“After this, as it was now midday,
and I had killed enough meat, we marched back triumphantly
to camp, where I proceeded to concoct a stew of buffalo
beef and compressed vegetables. When this was
ready we ate the stew, and then I took a nap.
About four o’clock, however, Gobo woke me up,
and told me that the head man of one of Wambe’s
kraals had arrived to see me. I ordered
him to be brought up, and presently he came, a little,
wizened, talkative old man, with a waistcloth round
his middle, and a greasy, frayed kaross made of the
skins of rock rabbits over his shoulders.
“I told him to sit down, and
then abused him roundly. ’What did he mean,’
I asked, ’by disturbing me in this rude way?
How did he dare to cause a person of my quality and
evident importance to be awakened in order to interview
his entirely contemptible self?’
“I spoke thus because I knew
that it would produce an impression on him. Nobody,
except a really great man, he would argue, would dare
to speak to him in that fashion. Most savages
are desperate bullies at heart, and look on insolence
as a sign of power.
“The old man instantly collapsed.
He was utterly overcome, he said; his heart was split
in two, and well realized the extent of his misbehaviour.
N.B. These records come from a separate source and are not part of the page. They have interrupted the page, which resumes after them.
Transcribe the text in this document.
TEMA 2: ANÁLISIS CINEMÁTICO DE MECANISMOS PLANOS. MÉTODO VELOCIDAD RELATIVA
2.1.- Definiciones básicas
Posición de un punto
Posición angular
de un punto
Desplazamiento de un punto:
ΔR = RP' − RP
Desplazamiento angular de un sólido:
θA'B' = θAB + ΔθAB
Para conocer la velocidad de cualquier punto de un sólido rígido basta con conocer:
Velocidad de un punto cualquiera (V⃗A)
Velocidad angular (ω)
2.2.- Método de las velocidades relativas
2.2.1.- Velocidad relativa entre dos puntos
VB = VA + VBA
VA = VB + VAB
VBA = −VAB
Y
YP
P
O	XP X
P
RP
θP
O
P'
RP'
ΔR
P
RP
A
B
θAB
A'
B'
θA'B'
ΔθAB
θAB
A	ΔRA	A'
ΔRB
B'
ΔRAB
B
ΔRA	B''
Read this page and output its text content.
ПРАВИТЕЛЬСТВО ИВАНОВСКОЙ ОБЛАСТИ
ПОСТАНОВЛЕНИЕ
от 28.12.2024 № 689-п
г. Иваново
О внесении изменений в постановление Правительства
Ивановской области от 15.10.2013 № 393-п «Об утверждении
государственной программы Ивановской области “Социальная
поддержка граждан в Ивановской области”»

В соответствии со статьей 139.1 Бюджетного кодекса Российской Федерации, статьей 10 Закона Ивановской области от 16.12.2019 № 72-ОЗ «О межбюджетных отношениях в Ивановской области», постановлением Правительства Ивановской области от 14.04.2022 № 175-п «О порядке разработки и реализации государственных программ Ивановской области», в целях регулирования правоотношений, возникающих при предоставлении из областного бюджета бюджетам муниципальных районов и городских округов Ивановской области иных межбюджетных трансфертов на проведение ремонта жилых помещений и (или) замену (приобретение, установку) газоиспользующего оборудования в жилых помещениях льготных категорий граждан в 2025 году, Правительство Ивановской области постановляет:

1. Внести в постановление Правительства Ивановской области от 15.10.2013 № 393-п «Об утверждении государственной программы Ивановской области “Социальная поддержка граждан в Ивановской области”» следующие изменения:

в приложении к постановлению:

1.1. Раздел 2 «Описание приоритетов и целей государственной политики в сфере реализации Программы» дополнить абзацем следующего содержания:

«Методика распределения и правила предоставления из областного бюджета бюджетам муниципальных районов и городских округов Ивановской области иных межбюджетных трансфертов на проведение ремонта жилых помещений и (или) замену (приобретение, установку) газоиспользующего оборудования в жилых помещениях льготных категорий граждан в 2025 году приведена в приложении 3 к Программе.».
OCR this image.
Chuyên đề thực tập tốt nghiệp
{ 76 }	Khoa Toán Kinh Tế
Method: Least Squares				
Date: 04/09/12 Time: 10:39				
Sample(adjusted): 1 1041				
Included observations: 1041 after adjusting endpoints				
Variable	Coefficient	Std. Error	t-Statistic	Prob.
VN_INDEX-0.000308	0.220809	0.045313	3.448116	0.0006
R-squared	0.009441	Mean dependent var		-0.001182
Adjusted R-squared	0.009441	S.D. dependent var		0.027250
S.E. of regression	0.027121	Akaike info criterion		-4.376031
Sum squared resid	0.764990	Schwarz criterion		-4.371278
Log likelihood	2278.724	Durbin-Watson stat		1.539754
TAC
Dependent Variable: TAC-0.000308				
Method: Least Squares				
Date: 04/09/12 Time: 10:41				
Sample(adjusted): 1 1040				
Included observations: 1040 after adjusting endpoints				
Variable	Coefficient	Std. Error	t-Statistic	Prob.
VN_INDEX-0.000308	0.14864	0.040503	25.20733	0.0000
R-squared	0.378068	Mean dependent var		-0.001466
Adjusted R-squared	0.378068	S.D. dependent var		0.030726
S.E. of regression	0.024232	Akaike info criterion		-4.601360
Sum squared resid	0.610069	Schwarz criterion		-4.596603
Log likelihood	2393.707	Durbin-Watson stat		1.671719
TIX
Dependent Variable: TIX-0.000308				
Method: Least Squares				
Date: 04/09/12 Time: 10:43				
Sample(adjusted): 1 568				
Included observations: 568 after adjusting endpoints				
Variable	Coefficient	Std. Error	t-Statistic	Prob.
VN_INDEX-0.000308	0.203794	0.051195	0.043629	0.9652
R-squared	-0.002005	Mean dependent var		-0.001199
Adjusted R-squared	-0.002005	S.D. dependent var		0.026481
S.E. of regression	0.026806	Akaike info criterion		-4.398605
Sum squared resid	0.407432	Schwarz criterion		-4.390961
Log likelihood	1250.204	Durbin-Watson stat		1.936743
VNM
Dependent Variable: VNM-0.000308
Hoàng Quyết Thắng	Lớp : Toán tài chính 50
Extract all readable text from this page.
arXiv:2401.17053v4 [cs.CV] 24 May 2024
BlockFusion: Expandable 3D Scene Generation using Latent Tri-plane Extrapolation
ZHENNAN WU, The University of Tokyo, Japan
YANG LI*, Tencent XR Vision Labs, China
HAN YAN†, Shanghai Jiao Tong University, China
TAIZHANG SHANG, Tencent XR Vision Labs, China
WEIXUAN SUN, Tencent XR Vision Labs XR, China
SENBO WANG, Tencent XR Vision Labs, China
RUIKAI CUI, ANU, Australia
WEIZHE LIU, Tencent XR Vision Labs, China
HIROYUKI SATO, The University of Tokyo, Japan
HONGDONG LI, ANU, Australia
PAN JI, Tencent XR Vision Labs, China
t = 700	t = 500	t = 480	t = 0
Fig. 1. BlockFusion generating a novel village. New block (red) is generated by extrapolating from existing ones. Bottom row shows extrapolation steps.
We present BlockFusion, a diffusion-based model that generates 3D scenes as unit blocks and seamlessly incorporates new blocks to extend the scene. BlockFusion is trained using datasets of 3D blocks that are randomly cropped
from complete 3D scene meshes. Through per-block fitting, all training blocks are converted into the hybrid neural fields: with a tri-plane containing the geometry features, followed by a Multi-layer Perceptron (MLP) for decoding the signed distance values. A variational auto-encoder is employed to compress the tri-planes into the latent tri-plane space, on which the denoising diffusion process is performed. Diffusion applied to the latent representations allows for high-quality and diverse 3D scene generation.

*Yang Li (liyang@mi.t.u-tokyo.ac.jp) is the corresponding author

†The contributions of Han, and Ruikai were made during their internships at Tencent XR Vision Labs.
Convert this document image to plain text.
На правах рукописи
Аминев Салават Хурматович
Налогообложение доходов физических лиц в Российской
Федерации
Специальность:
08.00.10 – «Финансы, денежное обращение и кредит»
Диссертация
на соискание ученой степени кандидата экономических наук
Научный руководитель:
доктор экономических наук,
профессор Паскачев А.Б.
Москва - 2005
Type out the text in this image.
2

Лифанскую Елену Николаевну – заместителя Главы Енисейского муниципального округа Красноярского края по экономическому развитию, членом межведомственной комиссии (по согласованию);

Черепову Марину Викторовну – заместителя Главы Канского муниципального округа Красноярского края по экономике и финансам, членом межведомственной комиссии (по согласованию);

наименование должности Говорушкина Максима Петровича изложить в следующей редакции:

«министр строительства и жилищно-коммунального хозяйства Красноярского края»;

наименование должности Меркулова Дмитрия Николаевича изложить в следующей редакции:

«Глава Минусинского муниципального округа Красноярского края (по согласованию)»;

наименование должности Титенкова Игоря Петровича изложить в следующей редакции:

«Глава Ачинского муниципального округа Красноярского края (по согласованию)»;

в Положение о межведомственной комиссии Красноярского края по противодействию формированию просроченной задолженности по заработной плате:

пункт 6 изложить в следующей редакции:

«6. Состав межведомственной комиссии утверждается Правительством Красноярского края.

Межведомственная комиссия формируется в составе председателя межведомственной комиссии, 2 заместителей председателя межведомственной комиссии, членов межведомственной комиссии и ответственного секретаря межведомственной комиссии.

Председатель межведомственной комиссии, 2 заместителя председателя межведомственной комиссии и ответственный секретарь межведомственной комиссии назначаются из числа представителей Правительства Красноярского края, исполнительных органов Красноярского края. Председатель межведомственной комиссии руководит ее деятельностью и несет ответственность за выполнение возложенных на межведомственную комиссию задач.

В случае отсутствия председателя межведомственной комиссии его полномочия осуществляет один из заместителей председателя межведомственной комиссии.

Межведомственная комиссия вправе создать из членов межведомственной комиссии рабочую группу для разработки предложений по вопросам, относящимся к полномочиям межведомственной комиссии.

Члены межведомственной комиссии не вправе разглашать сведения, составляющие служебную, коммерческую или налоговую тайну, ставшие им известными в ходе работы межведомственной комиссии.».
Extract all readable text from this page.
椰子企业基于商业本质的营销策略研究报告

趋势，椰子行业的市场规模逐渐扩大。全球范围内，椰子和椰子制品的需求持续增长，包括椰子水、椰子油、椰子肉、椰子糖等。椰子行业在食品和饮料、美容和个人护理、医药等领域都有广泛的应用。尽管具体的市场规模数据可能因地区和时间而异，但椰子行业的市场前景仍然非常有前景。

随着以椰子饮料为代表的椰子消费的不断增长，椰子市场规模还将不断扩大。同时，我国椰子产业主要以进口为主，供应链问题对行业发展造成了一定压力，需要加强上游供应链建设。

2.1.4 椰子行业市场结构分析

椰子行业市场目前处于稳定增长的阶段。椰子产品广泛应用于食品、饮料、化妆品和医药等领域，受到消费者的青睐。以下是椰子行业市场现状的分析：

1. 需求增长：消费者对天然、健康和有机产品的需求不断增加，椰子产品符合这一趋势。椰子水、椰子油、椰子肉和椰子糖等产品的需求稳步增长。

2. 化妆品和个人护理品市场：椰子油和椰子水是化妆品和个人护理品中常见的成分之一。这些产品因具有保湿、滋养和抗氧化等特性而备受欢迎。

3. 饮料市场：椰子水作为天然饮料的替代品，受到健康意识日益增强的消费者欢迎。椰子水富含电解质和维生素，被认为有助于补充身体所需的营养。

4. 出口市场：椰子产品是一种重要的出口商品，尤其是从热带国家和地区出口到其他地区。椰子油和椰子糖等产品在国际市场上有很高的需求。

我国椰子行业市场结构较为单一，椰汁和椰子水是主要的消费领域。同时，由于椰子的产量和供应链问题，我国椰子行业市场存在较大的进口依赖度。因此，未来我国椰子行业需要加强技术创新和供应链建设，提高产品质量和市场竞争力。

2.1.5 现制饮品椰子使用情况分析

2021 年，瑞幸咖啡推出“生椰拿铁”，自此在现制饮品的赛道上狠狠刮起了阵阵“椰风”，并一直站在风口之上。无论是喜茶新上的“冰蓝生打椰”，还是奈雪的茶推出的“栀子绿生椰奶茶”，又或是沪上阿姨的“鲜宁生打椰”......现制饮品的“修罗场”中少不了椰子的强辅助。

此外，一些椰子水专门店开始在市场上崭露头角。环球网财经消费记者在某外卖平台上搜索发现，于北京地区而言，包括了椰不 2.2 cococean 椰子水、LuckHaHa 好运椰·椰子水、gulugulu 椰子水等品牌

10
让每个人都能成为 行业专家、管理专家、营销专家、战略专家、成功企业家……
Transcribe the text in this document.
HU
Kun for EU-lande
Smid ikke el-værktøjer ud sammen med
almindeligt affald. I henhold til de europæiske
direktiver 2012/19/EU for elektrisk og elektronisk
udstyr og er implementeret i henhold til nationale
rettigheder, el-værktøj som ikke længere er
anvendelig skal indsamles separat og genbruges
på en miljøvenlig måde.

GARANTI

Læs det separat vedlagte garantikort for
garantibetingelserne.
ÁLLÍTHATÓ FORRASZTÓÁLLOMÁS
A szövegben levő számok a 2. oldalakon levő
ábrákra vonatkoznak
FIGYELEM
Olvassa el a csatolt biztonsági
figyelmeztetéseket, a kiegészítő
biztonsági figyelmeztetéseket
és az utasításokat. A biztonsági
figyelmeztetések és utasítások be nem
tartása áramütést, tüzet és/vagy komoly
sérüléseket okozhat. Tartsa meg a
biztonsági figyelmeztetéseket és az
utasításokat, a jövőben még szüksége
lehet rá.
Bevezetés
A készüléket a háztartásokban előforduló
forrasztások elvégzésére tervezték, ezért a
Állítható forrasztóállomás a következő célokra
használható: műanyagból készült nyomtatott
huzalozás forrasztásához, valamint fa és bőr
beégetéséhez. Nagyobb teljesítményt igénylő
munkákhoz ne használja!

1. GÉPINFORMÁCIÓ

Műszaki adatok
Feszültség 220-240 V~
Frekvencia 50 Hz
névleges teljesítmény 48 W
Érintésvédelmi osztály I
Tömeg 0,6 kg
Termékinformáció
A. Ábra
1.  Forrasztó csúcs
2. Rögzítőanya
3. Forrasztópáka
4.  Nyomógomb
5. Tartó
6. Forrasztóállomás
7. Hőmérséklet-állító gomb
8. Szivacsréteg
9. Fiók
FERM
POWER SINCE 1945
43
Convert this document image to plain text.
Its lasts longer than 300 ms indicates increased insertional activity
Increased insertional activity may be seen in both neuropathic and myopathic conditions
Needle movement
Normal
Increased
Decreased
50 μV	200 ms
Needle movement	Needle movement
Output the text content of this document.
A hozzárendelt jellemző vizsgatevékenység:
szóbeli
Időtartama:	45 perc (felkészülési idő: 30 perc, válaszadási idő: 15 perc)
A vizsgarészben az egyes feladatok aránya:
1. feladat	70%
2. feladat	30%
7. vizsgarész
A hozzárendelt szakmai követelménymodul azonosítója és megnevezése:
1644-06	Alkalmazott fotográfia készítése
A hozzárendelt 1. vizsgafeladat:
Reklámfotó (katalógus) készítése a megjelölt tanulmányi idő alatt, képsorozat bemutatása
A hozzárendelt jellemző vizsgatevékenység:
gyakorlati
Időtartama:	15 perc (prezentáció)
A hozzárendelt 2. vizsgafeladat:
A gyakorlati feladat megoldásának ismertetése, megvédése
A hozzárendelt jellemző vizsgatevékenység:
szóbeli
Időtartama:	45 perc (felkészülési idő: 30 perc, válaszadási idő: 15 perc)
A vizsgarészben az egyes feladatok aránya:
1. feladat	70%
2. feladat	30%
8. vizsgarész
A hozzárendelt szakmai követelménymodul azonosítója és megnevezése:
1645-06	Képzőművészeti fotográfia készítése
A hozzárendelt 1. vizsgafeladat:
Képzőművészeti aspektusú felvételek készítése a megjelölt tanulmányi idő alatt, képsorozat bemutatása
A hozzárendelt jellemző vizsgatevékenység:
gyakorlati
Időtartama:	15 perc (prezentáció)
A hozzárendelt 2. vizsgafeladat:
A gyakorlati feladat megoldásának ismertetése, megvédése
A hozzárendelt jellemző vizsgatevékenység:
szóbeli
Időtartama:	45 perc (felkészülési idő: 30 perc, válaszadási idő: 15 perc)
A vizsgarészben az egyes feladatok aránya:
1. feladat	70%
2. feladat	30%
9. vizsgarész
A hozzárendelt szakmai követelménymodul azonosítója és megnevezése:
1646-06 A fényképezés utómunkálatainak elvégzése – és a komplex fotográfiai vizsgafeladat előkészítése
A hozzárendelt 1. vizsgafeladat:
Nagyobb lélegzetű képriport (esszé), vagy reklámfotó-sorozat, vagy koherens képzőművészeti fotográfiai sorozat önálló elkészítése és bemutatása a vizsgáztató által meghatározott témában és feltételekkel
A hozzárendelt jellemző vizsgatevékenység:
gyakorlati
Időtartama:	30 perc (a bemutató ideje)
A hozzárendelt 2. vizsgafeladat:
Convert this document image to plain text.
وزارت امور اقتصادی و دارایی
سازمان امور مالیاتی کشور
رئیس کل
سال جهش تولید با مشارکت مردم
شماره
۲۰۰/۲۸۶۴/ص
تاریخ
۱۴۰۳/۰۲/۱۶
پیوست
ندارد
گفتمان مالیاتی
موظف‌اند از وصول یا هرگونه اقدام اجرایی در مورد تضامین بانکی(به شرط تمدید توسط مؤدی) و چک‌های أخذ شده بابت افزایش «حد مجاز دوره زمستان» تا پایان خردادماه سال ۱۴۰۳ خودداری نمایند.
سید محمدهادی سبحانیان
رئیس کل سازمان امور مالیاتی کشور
But the occasion was very urgent. He heard that
a mighty hunter was in the neighbourhood, a beautiful
white man, how beautiful he could not have imagined
had he not seen (this to me!), and he came to beg
his assistance. The truth was, that three bull
elephants such as no man ever saw had for years been
the terror of their kraal, which was but a small
place a cattle kraal of the great chief
Wambe’s, where they lived to keep the cattle.
And now of late these elephants had done them much
damage; but last night they had destroyed a whole patch
of mealie land, and he feared that if they came back
they would all starve next season for want of food.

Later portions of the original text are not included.